The only thing I worry about is attracting attention. I know if I wasn't a videographer and I saw someone with one of these rigs I'd probably want to get a closer look. Have you had to deal with this problem at all?
Craig.. Congratulations, im going to tell you something I don't tell everyone... This rig honestly helped define us a videographers; it helped separated us from everyone else. And we get unreal footage.

As far as being noticed, you'd be suprised... First of all, everyone notices... and thats fine, people come up to me all the time, and say "wow thats awesome!" or "how does it work?", and then I'll get the people at the end of the day that come up to me when I'm packing up and say "I've been watching you all day and just wanted to tell you how proffessional you are", usually when I first put on the rig, i'll here someone wisper "hey thats stedicam gear!" in excitment.
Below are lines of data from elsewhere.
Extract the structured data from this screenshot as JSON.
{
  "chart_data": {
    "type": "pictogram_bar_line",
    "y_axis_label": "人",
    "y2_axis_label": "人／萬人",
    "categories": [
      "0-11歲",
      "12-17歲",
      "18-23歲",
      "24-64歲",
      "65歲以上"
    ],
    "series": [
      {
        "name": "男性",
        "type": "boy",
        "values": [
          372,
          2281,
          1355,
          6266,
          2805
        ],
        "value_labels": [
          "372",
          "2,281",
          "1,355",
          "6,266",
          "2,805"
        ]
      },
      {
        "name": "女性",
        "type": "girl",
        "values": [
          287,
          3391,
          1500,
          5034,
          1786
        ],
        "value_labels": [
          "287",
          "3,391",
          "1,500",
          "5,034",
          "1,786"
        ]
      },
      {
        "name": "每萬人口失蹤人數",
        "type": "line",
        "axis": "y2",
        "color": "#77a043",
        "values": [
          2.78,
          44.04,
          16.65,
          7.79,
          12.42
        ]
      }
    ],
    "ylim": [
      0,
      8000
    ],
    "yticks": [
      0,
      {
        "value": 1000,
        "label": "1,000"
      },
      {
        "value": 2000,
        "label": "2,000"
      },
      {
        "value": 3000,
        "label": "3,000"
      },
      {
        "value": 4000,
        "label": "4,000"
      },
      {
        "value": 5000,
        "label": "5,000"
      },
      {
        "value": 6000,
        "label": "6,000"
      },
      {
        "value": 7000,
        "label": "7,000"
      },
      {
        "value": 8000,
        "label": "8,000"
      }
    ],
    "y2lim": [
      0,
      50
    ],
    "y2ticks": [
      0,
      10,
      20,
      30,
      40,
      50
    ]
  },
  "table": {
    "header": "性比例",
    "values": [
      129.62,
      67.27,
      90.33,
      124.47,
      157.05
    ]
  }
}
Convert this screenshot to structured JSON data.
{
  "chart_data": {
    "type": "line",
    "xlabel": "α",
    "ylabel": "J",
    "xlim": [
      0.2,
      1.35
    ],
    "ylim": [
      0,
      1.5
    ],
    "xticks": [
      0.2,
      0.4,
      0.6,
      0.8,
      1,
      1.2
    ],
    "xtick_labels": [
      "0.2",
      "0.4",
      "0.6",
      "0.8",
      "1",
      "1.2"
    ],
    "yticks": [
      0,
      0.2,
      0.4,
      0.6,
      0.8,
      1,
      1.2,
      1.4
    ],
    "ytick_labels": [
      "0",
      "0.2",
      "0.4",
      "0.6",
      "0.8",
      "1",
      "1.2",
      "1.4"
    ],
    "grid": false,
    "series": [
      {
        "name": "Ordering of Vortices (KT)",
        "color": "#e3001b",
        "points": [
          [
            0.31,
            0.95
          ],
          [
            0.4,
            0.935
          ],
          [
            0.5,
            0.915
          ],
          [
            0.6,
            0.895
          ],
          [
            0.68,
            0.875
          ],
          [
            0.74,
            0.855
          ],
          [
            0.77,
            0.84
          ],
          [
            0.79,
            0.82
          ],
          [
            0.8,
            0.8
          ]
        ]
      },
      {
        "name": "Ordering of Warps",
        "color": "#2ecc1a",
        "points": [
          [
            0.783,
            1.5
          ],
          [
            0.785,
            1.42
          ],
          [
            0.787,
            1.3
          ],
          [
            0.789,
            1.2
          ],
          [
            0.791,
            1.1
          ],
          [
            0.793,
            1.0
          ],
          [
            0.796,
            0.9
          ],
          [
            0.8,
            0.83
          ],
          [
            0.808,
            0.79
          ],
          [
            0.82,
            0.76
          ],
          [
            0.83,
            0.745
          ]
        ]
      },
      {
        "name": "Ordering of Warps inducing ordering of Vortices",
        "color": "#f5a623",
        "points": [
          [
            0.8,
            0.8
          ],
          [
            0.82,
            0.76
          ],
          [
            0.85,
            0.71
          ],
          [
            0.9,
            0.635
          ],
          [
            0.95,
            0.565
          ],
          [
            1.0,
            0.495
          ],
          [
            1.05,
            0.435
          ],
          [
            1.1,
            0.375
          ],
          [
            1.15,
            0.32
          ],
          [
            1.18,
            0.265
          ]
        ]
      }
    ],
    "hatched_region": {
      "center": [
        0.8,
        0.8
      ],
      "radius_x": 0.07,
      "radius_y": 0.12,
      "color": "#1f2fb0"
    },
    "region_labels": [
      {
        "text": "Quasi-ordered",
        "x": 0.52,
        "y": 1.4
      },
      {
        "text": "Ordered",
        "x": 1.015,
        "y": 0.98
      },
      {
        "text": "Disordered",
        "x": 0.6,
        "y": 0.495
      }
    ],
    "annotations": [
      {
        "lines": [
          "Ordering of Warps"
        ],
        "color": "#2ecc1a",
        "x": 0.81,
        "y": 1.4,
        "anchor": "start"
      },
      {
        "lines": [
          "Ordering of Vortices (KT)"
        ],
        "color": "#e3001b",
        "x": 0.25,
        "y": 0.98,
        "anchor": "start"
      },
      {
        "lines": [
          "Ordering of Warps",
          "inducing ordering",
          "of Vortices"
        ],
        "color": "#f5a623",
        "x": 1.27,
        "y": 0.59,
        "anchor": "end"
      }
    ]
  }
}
It has never NEVER been a problem, people love that you are there, keep a smile on your face, interact with them & when its time to shoot, believe me they will let you do your thing.
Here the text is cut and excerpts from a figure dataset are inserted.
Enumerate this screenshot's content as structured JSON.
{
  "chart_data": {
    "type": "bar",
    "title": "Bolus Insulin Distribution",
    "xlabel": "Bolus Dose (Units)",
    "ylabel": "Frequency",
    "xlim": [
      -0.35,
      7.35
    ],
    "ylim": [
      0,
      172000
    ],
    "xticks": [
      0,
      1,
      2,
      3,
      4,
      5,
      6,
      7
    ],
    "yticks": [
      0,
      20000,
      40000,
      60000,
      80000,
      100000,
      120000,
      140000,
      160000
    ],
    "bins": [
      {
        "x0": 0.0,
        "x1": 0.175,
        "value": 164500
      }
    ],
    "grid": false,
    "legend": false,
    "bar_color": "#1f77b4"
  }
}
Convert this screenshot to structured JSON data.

Here's the funny thing, when you ask the bride and goom if they remember the gear that I was using, they honestly wont remember it at all. And besides, they are your clients. Same goes for shot "take overs" and having them do stuff. Look here is how I see it, the photographer gets their artistic shots, well I am an artist, I am a photographer with a motion picture camera, I want my artistic shots too. So I let them know that I want at least 5 minuets alone with the bride and groom to put to the music video. I also let them & the photographer know that I will be filming for artistic shots when he does his poses and that I might interject posing as well. This us usually acknowledged with a grunt of sorts with the photographer, but when it comes down to it, they are happy I helped out because I improved their shots (they usually, say.. Hey hold that I want a shot of that too!) Most photographers at the end of the day say to us "wow you guys were great to work with", as long as your both 'being' proffessional, you will respect each other. I have only ever had one seriously unpleasent experiance with a photographer. Anyway, If you are struggling with this and can't get your shots just move on to something else and grab the bride and groom later. Oh another great shot that you'll see well done in "linda & gil" is durring the reception, grab a waiter have him take you into the back room where they are grabbing plates, and film him as he walks from the kitchen to where he's going to serve it.

Anyhow if you have more questions i'd love to help out!

BTW, did you get the Aviator through Tom? or did you speak with Tom and mention us? Let me know how it went.